Saturday, August 16, 2008

Senator McCain's Faith

Maeve Reston wrote an article in the Los Angeles Times on Senator McCain’s faith. Like or dislike him this is a good look at his hard won Christian faith. A short excerpt.

McCain is most comfortable talking about his religious awakening during his 5 1/2 years in captivity, where his connection to God grew stronger and he served as "room chaplain" for a small group of prisoners.

In his early life he was influenced by his "deeply religious" father, who relied on his faith in a long struggle with alcoholism. Prayer and church became an "ingrained part" of McCain's life at his high school, where he attended chapel every morning and on Sunday evenings, even after church, he says.

McCain says in those days, he was a self-absorbed rule-breaker who became a hard-partying naval aviator. It was not until after his plane was shot down over Hanoi in October 1967, he wrote in his memoir, "Faith of My Fathers," that he learned to "grasp" faith tightly. In solitary confinement, he prayed "more often and more fervently than I ever had as a free man."

"I was very slow in maturing," he said aboard his campaign plane. "I knew right from wrong; I knew the Bible; I knew the Nicene Creed and the Apostles' Creed and the tenets of my faith. And although I neglected them, the time came that I could fall back on them as a net, as a way of salvation, literally."

Often his faith helped him "get through another minute," he said. At the same time, McCain said, he learned to be "careful not to ask God to do things that were temporal rather than spiritual."

In McCain's first talk as chaplain, he cautioned fellow prisoners not to pray for their release -- reminding them of a parable in which Jesus was asked whether it was right to pay taxes. "He held up the coin and said, 'Render unto Caesar that which is Caesar's and unto God that which is God's,' " McCain said, recalling his lecture. "The point of my talk was we were doing Caesar's work when we went into combat, so we really shouldn't ask God" for release.

That lesson guided McCain not to pray for his own personal success. "I pray to do the right thing so I won't look back in regret or embarrassment or even shame that I betrayed my principles and my faith," he said

HT: Get Religion blog

1 comment:

Dymphna said...

I believe McCain is sincere and I think he was forced to either grow up or die while in prison.

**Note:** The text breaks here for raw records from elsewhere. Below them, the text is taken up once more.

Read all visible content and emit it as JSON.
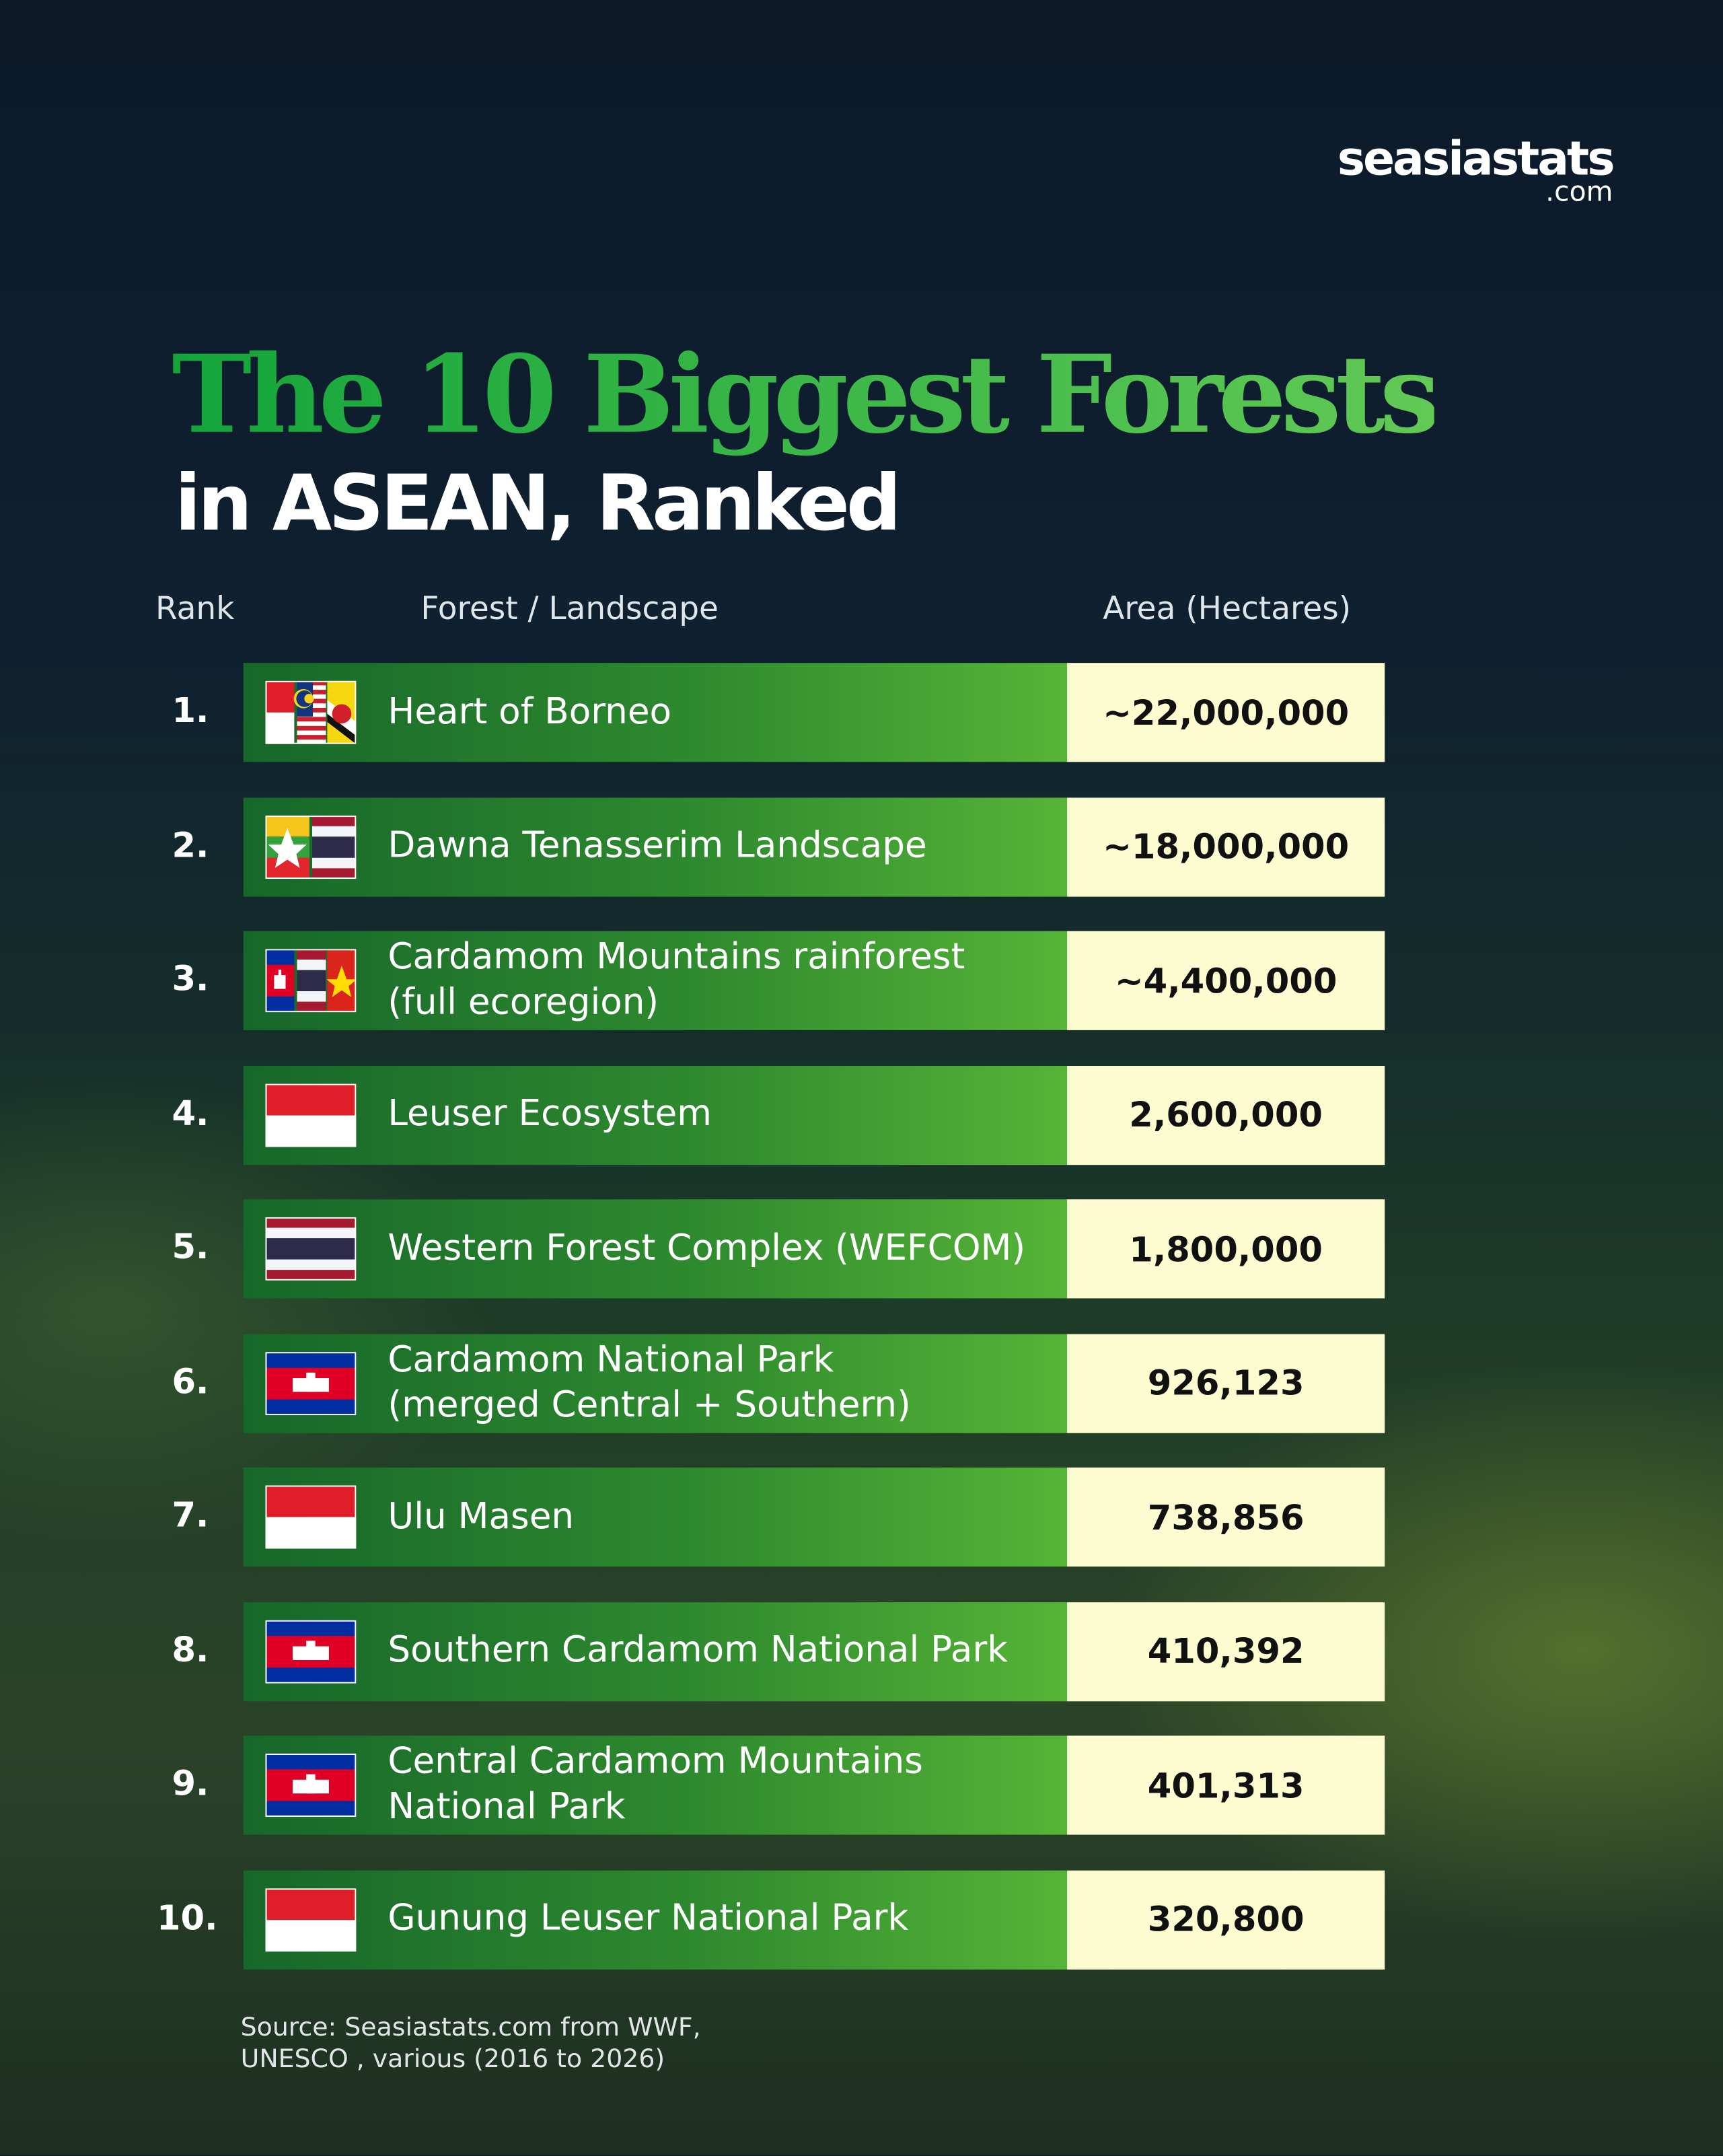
{
  "brand": {
    "name": "seasiastats",
    "suffix": ".com"
  },
  "title": {
    "line1": "The 10 Biggest Forests",
    "line2": "in ASEAN, Ranked"
  },
  "table": {
    "columns": [
      "Rank",
      "Forest / Landscape",
      "Area (Hectares)"
    ],
    "rows": [
      [
        "1.",
        [
          "Heart of Borneo"
        ],
        "~22,000,000"
      ],
      [
        "2.",
        [
          "Dawna Tenasserim Landscape"
        ],
        "~18,000,000"
      ],
      [
        "3.",
        [
          "Cardamom Mountains rainforest",
          "(full ecoregion)"
        ],
        "~4,400,000"
      ],
      [
        "4.",
        [
          "Leuser Ecosystem"
        ],
        "2,600,000"
      ],
      [
        "5.",
        [
          "Western Forest Complex (WEFCOM)"
        ],
        "1,800,000"
      ],
      [
        "6.",
        [
          "Cardamom National Park",
          "(merged Central + Southern)"
        ],
        "926,123"
      ],
      [
        "7.",
        [
          "Ulu Masen"
        ],
        "738,856"
      ],
      [
        "8.",
        [
          "Southern Cardamom National Park"
        ],
        "410,392"
      ],
      [
        "9.",
        [
          "Central Cardamom Mountains",
          "National Park"
        ],
        "401,313"
      ],
      [
        "10.",
        [
          "Gunung Leuser National Park"
        ],
        "320,800"
      ]
    ]
  },
  "source": [
    "Source: Seasiastats.com from WWF,",
    "UNESCO , various (2016 to 2026)"
  ]
}
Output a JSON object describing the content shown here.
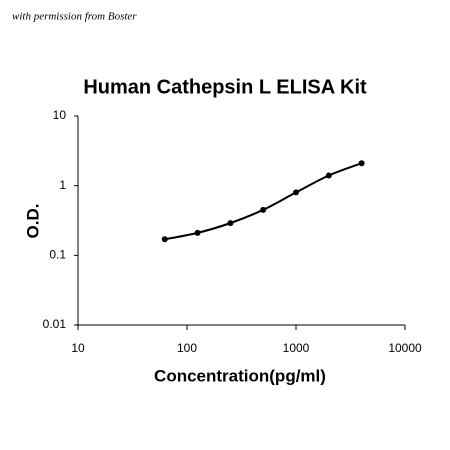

It's interesting that when he was doing his turn as chaplain, he seemed to have large parts of the Book of Common Prayer already in his head and he could use that as a template for his "liturgy".

I think I want to read his book. It'll be interesting to see if the library has it. I don't doubt they have Obama's.

OTOH, the NYT #1 -- Corsi's book on Obie -- has to be purchased by the library committee. Interesting dilemma for those leftward folks.